There has been increasing support for retraining and life-long learning for workers over the past decade. The authors’ findings, however, may lead to questions for policymakers about whether the current balance in workforce programs and budget allocations between attracting new STEM workers and upgrading skills for existing engineers, technologists and scientists is adequate. An obvious exception to any priority rebalancing between training and retraining is the need to broaden the initial participation of a more diverse STEM workforce, as is the goal of the NSF Louis Stokes Alliances for Minority Participation and its new awards.

The Deming/Noray paper reveals some facts about STEM jobs over the first decade of employment that some Digest readers may find startling. For instance, the widely touted earnings premium enjoyed by STEM majors in engineering and computer science “is highest at labor market entry and declines by more than 50 percent in the first decade of working life.” STEM grads in the “pure” science and math fields do not see the same fall in relative value of their skills, perhaps because their disciplines are more likely to build on previous knowledge rather than disrupt through technological change.

Wages flattening for STEM workers within the first 10 years of their careers in the field corresponds with the faster pace of exits of STEM majors from STEM jobs:the wage premium STEM majors enjoy applies to STEM occupations, not STEM majors in non-STEM jobs.

Competition for STEM grads with the most current skillsets may explain the wage premium at entry level, but the rapid pace of change in job tasks for STEM jobs – Deming and Noray found STEM jobs experienced the highest rate of task change of all occupations during the past decade – may mean retraining investment of existing workers to bring them up to speed in such as fast-changing work environment isn’t economical for companies.
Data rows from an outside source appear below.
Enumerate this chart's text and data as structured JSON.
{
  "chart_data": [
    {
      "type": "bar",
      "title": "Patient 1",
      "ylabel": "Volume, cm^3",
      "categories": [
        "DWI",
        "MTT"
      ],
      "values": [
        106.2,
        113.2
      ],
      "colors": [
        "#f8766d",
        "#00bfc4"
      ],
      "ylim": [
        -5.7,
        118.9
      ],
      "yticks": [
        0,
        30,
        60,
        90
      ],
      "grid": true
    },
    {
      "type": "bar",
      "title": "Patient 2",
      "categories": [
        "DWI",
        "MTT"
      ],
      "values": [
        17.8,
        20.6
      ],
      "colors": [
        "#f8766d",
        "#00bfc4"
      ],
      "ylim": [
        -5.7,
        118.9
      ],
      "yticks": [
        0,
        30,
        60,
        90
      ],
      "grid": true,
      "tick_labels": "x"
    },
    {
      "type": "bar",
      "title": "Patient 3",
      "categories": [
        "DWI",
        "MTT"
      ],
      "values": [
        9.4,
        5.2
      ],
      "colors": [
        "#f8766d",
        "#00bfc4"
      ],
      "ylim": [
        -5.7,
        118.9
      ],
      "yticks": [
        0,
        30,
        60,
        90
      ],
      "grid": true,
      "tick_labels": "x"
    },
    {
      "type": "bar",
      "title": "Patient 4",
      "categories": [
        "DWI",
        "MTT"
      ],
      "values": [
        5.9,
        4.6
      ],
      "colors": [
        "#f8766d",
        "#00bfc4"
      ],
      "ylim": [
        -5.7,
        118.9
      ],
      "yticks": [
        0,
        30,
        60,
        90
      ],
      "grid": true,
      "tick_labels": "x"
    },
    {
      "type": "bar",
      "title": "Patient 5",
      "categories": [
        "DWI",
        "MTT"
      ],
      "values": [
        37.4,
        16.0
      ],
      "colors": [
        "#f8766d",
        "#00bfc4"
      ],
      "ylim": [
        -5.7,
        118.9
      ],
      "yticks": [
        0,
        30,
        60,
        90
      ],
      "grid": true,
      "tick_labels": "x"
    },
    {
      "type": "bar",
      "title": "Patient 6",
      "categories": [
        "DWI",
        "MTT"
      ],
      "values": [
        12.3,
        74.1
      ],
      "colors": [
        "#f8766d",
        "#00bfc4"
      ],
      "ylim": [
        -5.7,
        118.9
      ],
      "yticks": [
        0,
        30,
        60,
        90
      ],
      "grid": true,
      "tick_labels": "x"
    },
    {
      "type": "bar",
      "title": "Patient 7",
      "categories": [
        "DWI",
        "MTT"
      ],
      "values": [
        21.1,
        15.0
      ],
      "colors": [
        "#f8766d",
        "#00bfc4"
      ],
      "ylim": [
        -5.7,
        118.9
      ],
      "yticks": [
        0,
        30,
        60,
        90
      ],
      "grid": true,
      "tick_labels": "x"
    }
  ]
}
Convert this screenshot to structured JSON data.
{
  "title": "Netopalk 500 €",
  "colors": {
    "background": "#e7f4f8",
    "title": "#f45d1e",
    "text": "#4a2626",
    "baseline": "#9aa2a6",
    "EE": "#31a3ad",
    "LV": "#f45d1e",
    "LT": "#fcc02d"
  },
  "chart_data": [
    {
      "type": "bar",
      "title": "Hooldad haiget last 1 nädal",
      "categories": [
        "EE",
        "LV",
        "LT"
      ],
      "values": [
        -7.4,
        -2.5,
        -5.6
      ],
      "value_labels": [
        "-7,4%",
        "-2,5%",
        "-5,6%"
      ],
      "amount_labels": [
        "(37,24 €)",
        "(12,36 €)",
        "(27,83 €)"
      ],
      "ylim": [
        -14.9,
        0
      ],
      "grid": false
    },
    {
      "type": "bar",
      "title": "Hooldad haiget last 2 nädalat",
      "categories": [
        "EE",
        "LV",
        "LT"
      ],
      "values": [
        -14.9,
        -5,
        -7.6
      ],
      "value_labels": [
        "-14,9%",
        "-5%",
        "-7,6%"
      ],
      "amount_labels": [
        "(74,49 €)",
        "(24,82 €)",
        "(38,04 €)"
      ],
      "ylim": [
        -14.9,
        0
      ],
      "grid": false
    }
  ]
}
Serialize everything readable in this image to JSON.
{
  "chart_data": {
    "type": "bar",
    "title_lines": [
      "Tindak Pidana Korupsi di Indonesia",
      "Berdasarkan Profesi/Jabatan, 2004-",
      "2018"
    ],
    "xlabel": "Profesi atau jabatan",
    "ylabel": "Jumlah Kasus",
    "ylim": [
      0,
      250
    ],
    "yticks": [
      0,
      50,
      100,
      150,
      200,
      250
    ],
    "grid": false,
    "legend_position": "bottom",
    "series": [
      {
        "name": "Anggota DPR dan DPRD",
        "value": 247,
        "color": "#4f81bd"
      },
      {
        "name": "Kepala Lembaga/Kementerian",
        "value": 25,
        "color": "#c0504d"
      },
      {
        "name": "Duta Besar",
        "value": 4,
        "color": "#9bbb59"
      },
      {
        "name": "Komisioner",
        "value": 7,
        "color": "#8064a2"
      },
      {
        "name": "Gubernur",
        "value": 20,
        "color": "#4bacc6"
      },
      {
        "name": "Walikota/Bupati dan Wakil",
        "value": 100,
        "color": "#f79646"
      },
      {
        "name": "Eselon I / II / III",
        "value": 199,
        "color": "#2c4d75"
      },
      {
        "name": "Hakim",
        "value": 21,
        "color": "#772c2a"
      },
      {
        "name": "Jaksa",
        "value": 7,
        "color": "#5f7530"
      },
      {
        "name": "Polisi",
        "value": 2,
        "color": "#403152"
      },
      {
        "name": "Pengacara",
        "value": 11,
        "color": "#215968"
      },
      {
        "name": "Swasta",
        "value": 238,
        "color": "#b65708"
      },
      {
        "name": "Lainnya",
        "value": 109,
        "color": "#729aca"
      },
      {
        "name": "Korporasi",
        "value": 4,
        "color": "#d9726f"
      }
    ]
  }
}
The researchers conclude on-the-job training is not sufficient to accommodate the pace at which their existing skills are becoming obsolete.

The pace of change in the skill requirements of certain STEM jobs, then, creates challenges for policy makers, workforce development programs, training program designers, the communities building their innovation strategies around STEM, and, of course, the workers and their families.

The long-term value of youth-focused apprenticeships and school-to-work programs as a policy approach for sustained competitiveness also comes into question for Deming and Norway. While possibly helpful for moving targeted populations into specific STEM occupations in the short run, the authors contend new workers from apprenticeships in rapidly changing jobs, such as engineering and computer sciences, may find their skillsets less valuable fairly quickly and opportunities for advancement few. 

Churn, the continuing opening and closing of small businesses, is widely considered an important measure of entrepreneurship. But is it beneficial from a public policy perspective when the subjects in the churn are maturing STEM workers finding themselves obsolete and unable to simply start anew with a slightly different business model or product? For workforce and economic development policymakers, retraining within STEM for the latest technological advances may buy some of these workers as much as another decade in their chosen, high-paying careers – careers with spillover benefits for the competitiveness of their employers and regional economies.